NV Energy CEO Michael Yackira acknowledged as much after making the announcement.

"It's about the economic realities of building a coal plant. ... We looked at it and said, 'Now is not the time to take an economic risk for either our rate payers or our shareholders.'"

Of course these risks were obvious to anyone you looked at the proposal. Back in early April 2008, in a report commissioned by NRDC, the Wall Street firm Innovest calculated that "the first phase of Sierra Pacific's planned $5 billion coal-fired Ely facility will increase Sierra's coal capacity by 180 percent and its annual C02 emissions by an estimated 93 percent compared to 2004 emissions levels."  

The Wall Street research firm went on to note:

"'In light of impending carbon regulation, Sierra Pacific's continuing focus on new coal capacity is in direct contrast to leading U.S. utilities that are reducing their carbon risk exposure and capitalizing on the opportunities associated with renewable energy and energy efficiency... The proposed facility presents significant environmental and financial risks that will likely translate into negative financial implications for both shareholders and ratepayers.' 

Industry experts support Innovest's findings. Former Nevada Public Utility Commission (PUC) Commissioner and Nevada State Consumer Advocate Tim Hay said: 'It is no coincidence that electrical rates in Nevada have gone from among the lowest in the nation to some of the very highest today.   Time and time again, Sierra Pacific has relied on shifting risk onto the backs of investors and ratepayers rather than putting in place a sound business strategy.'" 

The demise of the Nevada coal-fired power plant is not exactly being mourned.  In an insightful editorial titled "Good Riddance to Coal," The Las Vegas Sun editorial board writes:

"NV Energy's announcement Monday that it was postponing for at least 10 years its plans to build a coal-fired power plant near Ely was as welcome as it was inevitable.
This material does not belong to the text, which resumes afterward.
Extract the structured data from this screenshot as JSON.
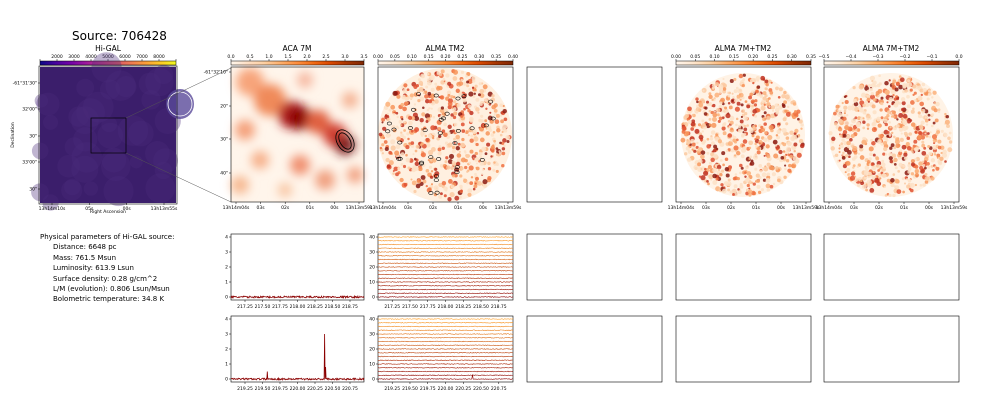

We have opposed the plant, known as the Ely Energy Center, since plans for it were announced in 2006. Nevada should be moving forward with renewable energy, not moving backward with coal, whose ceaseless, voluminous emissions are unhealthy to all forms of life.

'The company will not move forward with construction of the coal plant until the technologies that will capture and store greenhouse gasses are commercially feasible,' a statement on NV Energy's Web site said.
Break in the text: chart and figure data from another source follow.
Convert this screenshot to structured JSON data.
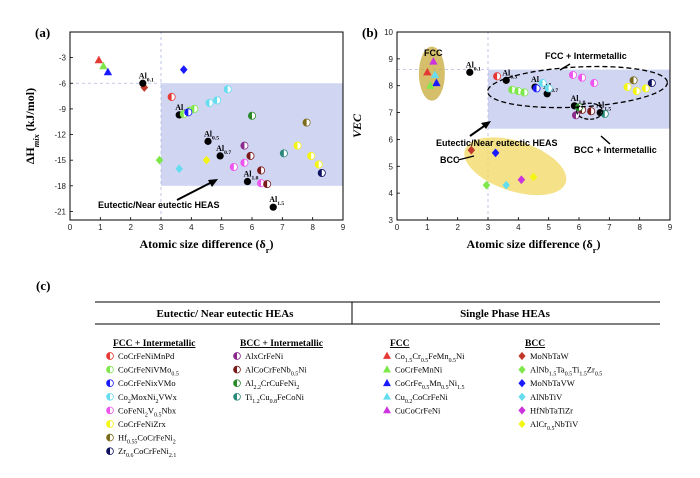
{
  "panel_c": {
    "label": "(c)",
    "left_header": "Eutectic/ Near eutectic HEAs",
    "right_header": "Single Phase HEAs",
    "columns": [
      {
        "title": "FCC + Intermetallic",
        "entries": [
          {
            "text": "CoCrFeNiMnPd",
            "marker": "half-circle",
            "color": "#e53935"
          },
          {
            "text": "CoCrFeNiVMo0.5",
            "marker": "half-circle",
            "color": "#7ee84a"
          },
          {
            "text": "CoCrFeNixVMo",
            "marker": "half-circle",
            "color": "#1a1aff"
          },
          {
            "text": "Co2MoxNi2VWx",
            "marker": "half-circle",
            "color": "#66ddee"
          },
          {
            "text": "CoFeNi2V0.5Nbx",
            "marker": "half-circle",
            "color": "#ee55ee"
          },
          {
            "text": "CoCrFeNiZrx",
            "marker": "half-circle",
            "color": "#f5f514"
          },
          {
            "text": "Hf0.55CoCrFeNi2",
            "marker": "half-circle",
            "color": "#7a6a1a"
          },
          {
            "text": "Zr0.6CoCrFeNi2.1",
            "marker": "half-circle",
            "color": "#101060"
          }
        ]
      },
      {
        "title": "BCC + Intermetallic",
        "entries": [
          {
            "text": "AlxCrFeNi",
            "marker": "half-circle",
            "color": "#8a2a8a"
          },
          {
            "text": "AlCoCrFeNb0.5Ni",
            "marker": "half-circle",
            "color": "#7a1a1a"
          },
          {
            "text": "Al2.2CrCuFeNi2",
            "marker": "half-circle",
            "color": "#2a8a2a"
          },
          {
            "text": "Ti1.2Cu0.8FeCoNi",
            "marker": "half-circle",
            "color": "#2a8a7a"
          }
        ]
      },
      {
        "title": "FCC",
        "entries": [
          {
            "text": "Co1.5Cr0.5FeMn0.5Ni",
            "marker": "triangle",
            "color": "#e53935"
          },
          {
            "text": "CoCrFeMnNi",
            "marker": "triangle",
            "color": "#7ee84a"
          },
          {
            "text": "CoCrFe0.5Mn0.5Ni1.5",
            "marker": "triangle",
            "color": "#1a1aff"
          },
          {
            "text": "Cu0.2CoCrFeNi",
            "marker": "triangle",
            "color": "#66ddee"
          },
          {
            "text": "CuCoCrFeNi",
            "marker": "triangle",
            "color": "#cc33dd"
          }
        ]
      },
      {
        "title": "BCC",
        "entries": [
          {
            "text": "MoNbTaW",
            "marker": "diamond",
            "color": "#c0392b"
          },
          {
            "text": "AlNb1.5Ta0.5Ti1.5Zr0.5",
            "marker": "diamond",
            "color": "#7ee84a"
          },
          {
            "text": "MoNbTaVW",
            "marker": "diamond",
            "color": "#1a1aff"
          },
          {
            "text": "AlNbTiV",
            "marker": "diamond",
            "color": "#66ddee"
          },
          {
            "text": "HfNbTaTiZr",
            "marker": "diamond",
            "color": "#cc33dd"
          },
          {
            "text": "AlCr0.5NbTiV",
            "marker": "diamond",
            "color": "#f5f514"
          }
        ]
      }
    ]
  },
  "chart_data": [
    {
      "type": "scatter",
      "panel_label": "(a)",
      "title": "",
      "xlabel": "Atomic size difference (δr)",
      "ylabel": "ΔHmix (kJ/mol)",
      "xlim": [
        0,
        9
      ],
      "ylim": [
        -22,
        0
      ],
      "xticks": [
        0,
        1,
        2,
        3,
        4,
        5,
        6,
        7,
        8,
        9
      ],
      "yticks": [
        -21,
        -18,
        -15,
        -12,
        -9,
        -6,
        -3
      ],
      "shaded_region": {
        "x": [
          3,
          9
        ],
        "y": [
          -18,
          -6
        ],
        "color": "#c8cef0"
      },
      "annotation": "Eutectic/Near eutectic HEAS",
      "points": [
        {
          "x": 0.95,
          "y": -3.3,
          "marker": "triangle",
          "color": "#e53935"
        },
        {
          "x": 1.1,
          "y": -4.0,
          "marker": "triangle",
          "color": "#7ee84a"
        },
        {
          "x": 1.25,
          "y": -4.7,
          "marker": "triangle",
          "color": "#1a1aff"
        },
        {
          "x": 2.45,
          "y": -6.5,
          "marker": "diamond",
          "color": "#c0392b"
        },
        {
          "x": 2.95,
          "y": -15.0,
          "marker": "diamond",
          "color": "#7ee84a"
        },
        {
          "x": 3.75,
          "y": -4.4,
          "marker": "diamond",
          "color": "#1a1aff"
        },
        {
          "x": 3.6,
          "y": -16.0,
          "marker": "diamond",
          "color": "#66ddee"
        },
        {
          "x": 4.5,
          "y": -15.0,
          "marker": "diamond",
          "color": "#f5f514"
        },
        {
          "x": 2.4,
          "y": -6.0,
          "marker": "circle",
          "color": "#000000",
          "label": "Al0.1"
        },
        {
          "x": 3.6,
          "y": -9.7,
          "marker": "circle",
          "color": "#000000",
          "label": "Al0.3"
        },
        {
          "x": 4.55,
          "y": -12.8,
          "marker": "circle",
          "color": "#000000",
          "label": "Al0.5"
        },
        {
          "x": 4.95,
          "y": -14.5,
          "marker": "circle",
          "color": "#000000",
          "label": "Al0.7"
        },
        {
          "x": 5.85,
          "y": -17.5,
          "marker": "circle",
          "color": "#000000",
          "label": "Al1.0"
        },
        {
          "x": 6.7,
          "y": -20.5,
          "marker": "circle",
          "color": "#000000",
          "label": "Al1.5"
        },
        {
          "x": 3.35,
          "y": -7.6,
          "marker": "half-circle",
          "color": "#e53935"
        },
        {
          "x": 3.75,
          "y": -9.6,
          "marker": "half-circle",
          "color": "#7ee84a"
        },
        {
          "x": 3.95,
          "y": -9.2,
          "marker": "half-circle",
          "color": "#7ee84a"
        },
        {
          "x": 4.1,
          "y": -9.0,
          "marker": "half-circle",
          "color": "#7ee84a"
        },
        {
          "x": 4.6,
          "y": -8.3,
          "marker": "half-circle",
          "color": "#66ddee"
        },
        {
          "x": 4.85,
          "y": -8.0,
          "marker": "half-circle",
          "color": "#66ddee"
        },
        {
          "x": 5.2,
          "y": -6.7,
          "marker": "half-circle",
          "color": "#66ddee"
        },
        {
          "x": 3.9,
          "y": -9.4,
          "marker": "half-circle",
          "color": "#1a1aff"
        },
        {
          "x": 5.4,
          "y": -15.8,
          "marker": "half-circle",
          "color": "#ee55ee"
        },
        {
          "x": 5.75,
          "y": -15.3,
          "marker": "half-circle",
          "color": "#ee55ee"
        },
        {
          "x": 6.3,
          "y": -17.7,
          "marker": "half-circle",
          "color": "#ee55ee"
        },
        {
          "x": 5.75,
          "y": -13.3,
          "marker": "half-circle",
          "color": "#8a2a8a"
        },
        {
          "x": 5.95,
          "y": -14.5,
          "marker": "half-circle",
          "color": "#7a1a1a"
        },
        {
          "x": 6.3,
          "y": -16.2,
          "marker": "half-circle",
          "color": "#7a1a1a"
        },
        {
          "x": 6.5,
          "y": -17.8,
          "marker": "half-circle",
          "color": "#7a1a1a"
        },
        {
          "x": 6.0,
          "y": -9.8,
          "marker": "half-circle",
          "color": "#2a8a2a"
        },
        {
          "x": 7.05,
          "y": -14.2,
          "marker": "half-circle",
          "color": "#2a8a7a"
        },
        {
          "x": 7.5,
          "y": -13.3,
          "marker": "half-circle",
          "color": "#f5f514"
        },
        {
          "x": 7.95,
          "y": -14.5,
          "marker": "half-circle",
          "color": "#f5f514"
        },
        {
          "x": 8.2,
          "y": -15.5,
          "marker": "half-circle",
          "color": "#f5f514"
        },
        {
          "x": 8.3,
          "y": -16.5,
          "marker": "half-circle",
          "color": "#101060"
        },
        {
          "x": 7.8,
          "y": -10.6,
          "marker": "half-circle",
          "color": "#7a6a1a"
        }
      ]
    },
    {
      "type": "scatter",
      "panel_label": "(b)",
      "title": "",
      "xlabel": "Atomic size difference (δr)",
      "ylabel": "VEC",
      "xlim": [
        0,
        9
      ],
      "ylim": [
        3,
        10
      ],
      "xticks": [
        0,
        1,
        2,
        3,
        4,
        5,
        6,
        7,
        8,
        9
      ],
      "yticks": [
        3,
        4,
        5,
        6,
        7,
        8,
        9,
        10
      ],
      "shaded_region": {
        "x": [
          3,
          9
        ],
        "y": [
          6.4,
          8.6
        ],
        "color": "#c8cef0"
      },
      "annotations": [
        "FCC",
        "BCC",
        "FCC + Intermetallic",
        "BCC + Intermetallic",
        "Eutectic/Near eutectic HEAS"
      ],
      "points": [
        {
          "x": 1.0,
          "y": 8.5,
          "marker": "triangle",
          "color": "#e53935"
        },
        {
          "x": 1.2,
          "y": 8.9,
          "marker": "triangle",
          "color": "#cc33dd"
        },
        {
          "x": 1.25,
          "y": 8.4,
          "marker": "triangle",
          "color": "#66ddee"
        },
        {
          "x": 1.3,
          "y": 8.1,
          "marker": "triangle",
          "color": "#1a1aff"
        },
        {
          "x": 1.1,
          "y": 8.0,
          "marker": "triangle",
          "color": "#7ee84a"
        },
        {
          "x": 2.45,
          "y": 5.6,
          "marker": "diamond",
          "color": "#c0392b"
        },
        {
          "x": 2.95,
          "y": 4.3,
          "marker": "diamond",
          "color": "#7ee84a"
        },
        {
          "x": 3.25,
          "y": 5.5,
          "marker": "diamond",
          "color": "#1a1aff"
        },
        {
          "x": 3.6,
          "y": 4.3,
          "marker": "diamond",
          "color": "#66ddee"
        },
        {
          "x": 4.1,
          "y": 4.5,
          "marker": "diamond",
          "color": "#cc33dd"
        },
        {
          "x": 4.5,
          "y": 4.6,
          "marker": "diamond",
          "color": "#f5f514"
        },
        {
          "x": 2.4,
          "y": 8.5,
          "marker": "circle",
          "color": "#000000",
          "label": "Al0.1"
        },
        {
          "x": 3.6,
          "y": 8.2,
          "marker": "circle",
          "color": "#000000",
          "label": "Al0.3"
        },
        {
          "x": 4.55,
          "y": 7.95,
          "marker": "circle",
          "color": "#000000",
          "label": "Al0.5"
        },
        {
          "x": 4.95,
          "y": 7.7,
          "marker": "circle",
          "color": "#000000",
          "label": "Al0.7"
        },
        {
          "x": 5.85,
          "y": 7.25,
          "marker": "circle",
          "color": "#000000",
          "label": "Al1.0"
        },
        {
          "x": 6.7,
          "y": 7.0,
          "marker": "circle",
          "color": "#000000",
          "label": "Al1.5"
        },
        {
          "x": 3.3,
          "y": 8.35,
          "marker": "half-circle",
          "color": "#e53935"
        },
        {
          "x": 3.8,
          "y": 7.85,
          "marker": "half-circle",
          "color": "#7ee84a"
        },
        {
          "x": 4.0,
          "y": 7.8,
          "marker": "half-circle",
          "color": "#7ee84a"
        },
        {
          "x": 4.2,
          "y": 7.75,
          "marker": "half-circle",
          "color": "#7ee84a"
        },
        {
          "x": 4.6,
          "y": 7.9,
          "marker": "half-circle",
          "color": "#1a1aff"
        },
        {
          "x": 4.8,
          "y": 8.1,
          "marker": "half-circle",
          "color": "#66ddee"
        },
        {
          "x": 5.0,
          "y": 7.9,
          "marker": "half-circle",
          "color": "#66ddee"
        },
        {
          "x": 5.8,
          "y": 8.4,
          "marker": "half-circle",
          "color": "#ee55ee"
        },
        {
          "x": 6.1,
          "y": 8.3,
          "marker": "half-circle",
          "color": "#ee55ee"
        },
        {
          "x": 6.5,
          "y": 8.1,
          "marker": "half-circle",
          "color": "#ee55ee"
        },
        {
          "x": 5.9,
          "y": 6.9,
          "marker": "half-circle",
          "color": "#8a2a8a"
        },
        {
          "x": 6.1,
          "y": 7.1,
          "marker": "half-circle",
          "color": "#7a1a1a"
        },
        {
          "x": 6.4,
          "y": 7.05,
          "marker": "half-circle",
          "color": "#7a1a1a"
        },
        {
          "x": 6.0,
          "y": 7.2,
          "marker": "half-circle",
          "color": "#2a8a2a"
        },
        {
          "x": 6.85,
          "y": 6.95,
          "marker": "half-circle",
          "color": "#2a8a7a"
        },
        {
          "x": 7.6,
          "y": 7.95,
          "marker": "half-circle",
          "color": "#f5f514"
        },
        {
          "x": 7.9,
          "y": 7.8,
          "marker": "half-circle",
          "color": "#f5f514"
        },
        {
          "x": 8.2,
          "y": 7.9,
          "marker": "half-circle",
          "color": "#f5f514"
        },
        {
          "x": 7.8,
          "y": 8.2,
          "marker": "half-circle",
          "color": "#7a6a1a"
        },
        {
          "x": 8.4,
          "y": 8.1,
          "marker": "half-circle",
          "color": "#101060"
        }
      ]
    }
  ]
}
That statement confirms that so-called 'clean coal' does not exist, despite promotions of the concept in national advertising. Although new coal plants emit fewer pollutants than ones built two or three decades ago, they are still dirty. Proof of that is contained in the Ely Energy Center's draft environmental impact statement, which says emissions of greenhouse gases and various unhealthy chemicals and particulates would amount to millions of tons per year."
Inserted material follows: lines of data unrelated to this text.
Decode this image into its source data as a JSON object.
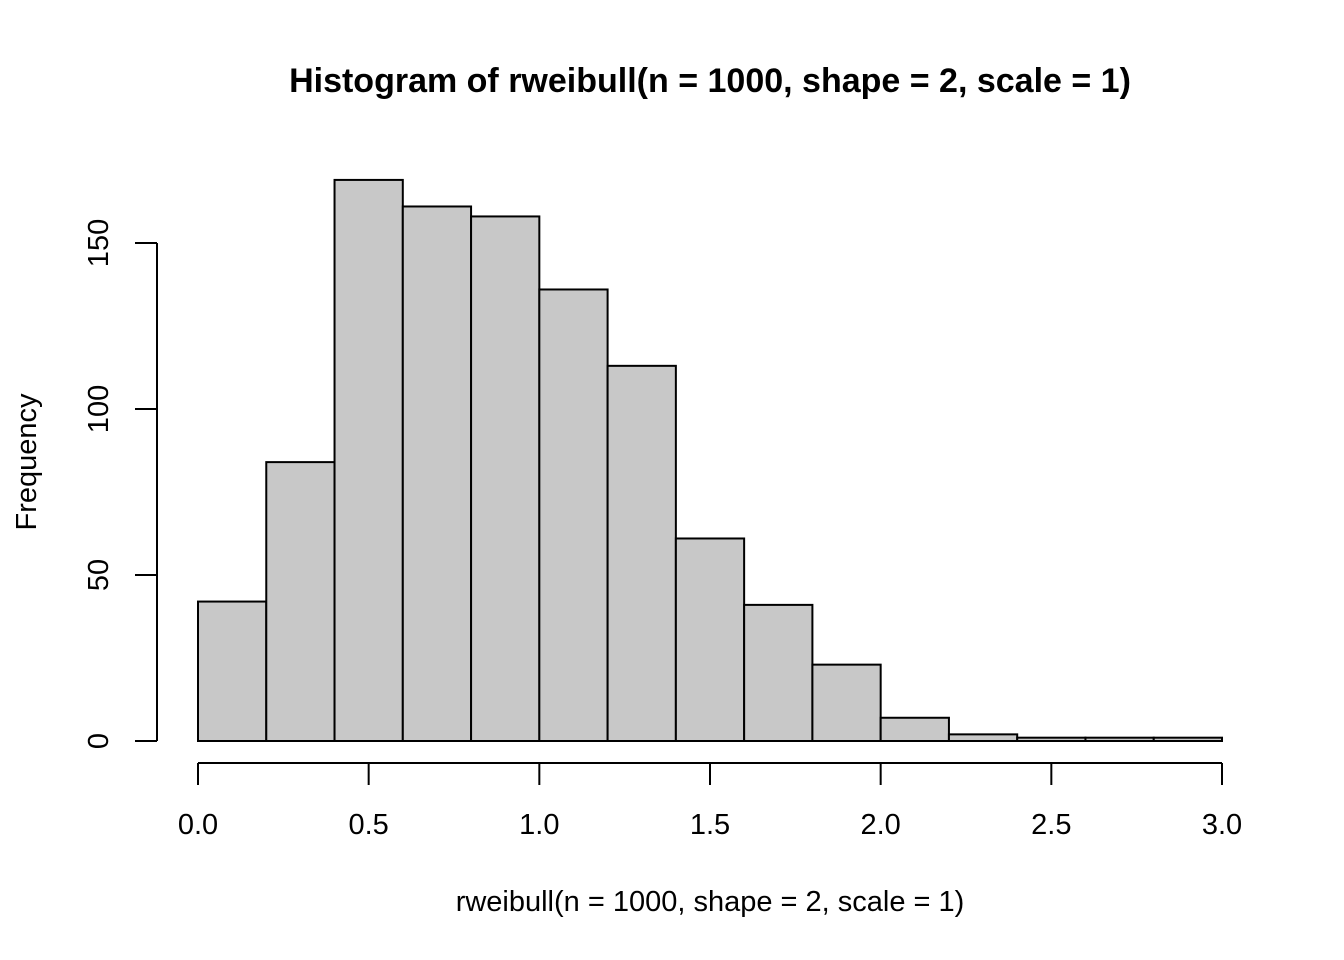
{
  "chart_data": {
    "type": "bar",
    "subtype": "histogram",
    "title": "Histogram of rweibull(n = 1000, shape = 2, scale = 1)",
    "xlabel": "rweibull(n = 1000, shape = 2, scale = 1)",
    "ylabel": "Frequency",
    "bin_edges": [
      0.0,
      0.2,
      0.4,
      0.6,
      0.8,
      1.0,
      1.2,
      1.4,
      1.6,
      1.8,
      2.0,
      2.2,
      2.4,
      2.6,
      2.8,
      3.0
    ],
    "values": [
      42,
      84,
      169,
      161,
      158,
      136,
      113,
      61,
      41,
      23,
      7,
      2,
      1,
      1,
      1
    ],
    "xlim": [
      0.0,
      3.0
    ],
    "ylim": [
      0,
      170
    ],
    "x_ticks": [
      0.0,
      0.5,
      1.0,
      1.5,
      2.0,
      2.5,
      3.0
    ],
    "x_tick_labels": [
      "0.0",
      "0.5",
      "1.0",
      "1.5",
      "2.0",
      "2.5",
      "3.0"
    ],
    "y_ticks": [
      0,
      50,
      100,
      150
    ],
    "y_tick_labels": [
      "0",
      "50",
      "100",
      "150"
    ],
    "grid": false,
    "legend": "none",
    "bar_color": "#c8c8c8",
    "edge_color": "#000000"
  }
}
The Reno Gazette-Journal editorial writers took a somewhat more charitable route to reach the same conclusion:

"Utility executives deserve credit for understanding that their industry is changing and that building a conventional power plant far from the state's urban areas doesn't make good sense for its investors or its customers. 

But opponents of the coal-fired plant, who put a different kind of pressure on the utility, deserve a lot of credit for the decision, too.  When U.S. Sen. Harry Reid, D-Nev., announced his opposition to any new coal-fired power plants in mid-2007, it became politically difficult for the utility to move ahead with its plans. (Two other coal-fired plants have been proposed for rural Nevada by other, non-Nevada companies.) Reid warned that he would do 'everything I can' to prevent the plants from being constructed. 

The fight against the plant continued last week at a hearing in Reno hosted by the Bureau of Land Management, which would have to approve the project. The opponents rightly welcomed NV Energy's announcement of the cancellation on Monday."

The bottom line is this:  One of the biggest coal-fired power plants proposed for the United States is now dead -- at least for the foreseeable future.  It's one of the biggest signs yet that the future of dirty coal and the future of the United States are now on two increasingly diverging paths.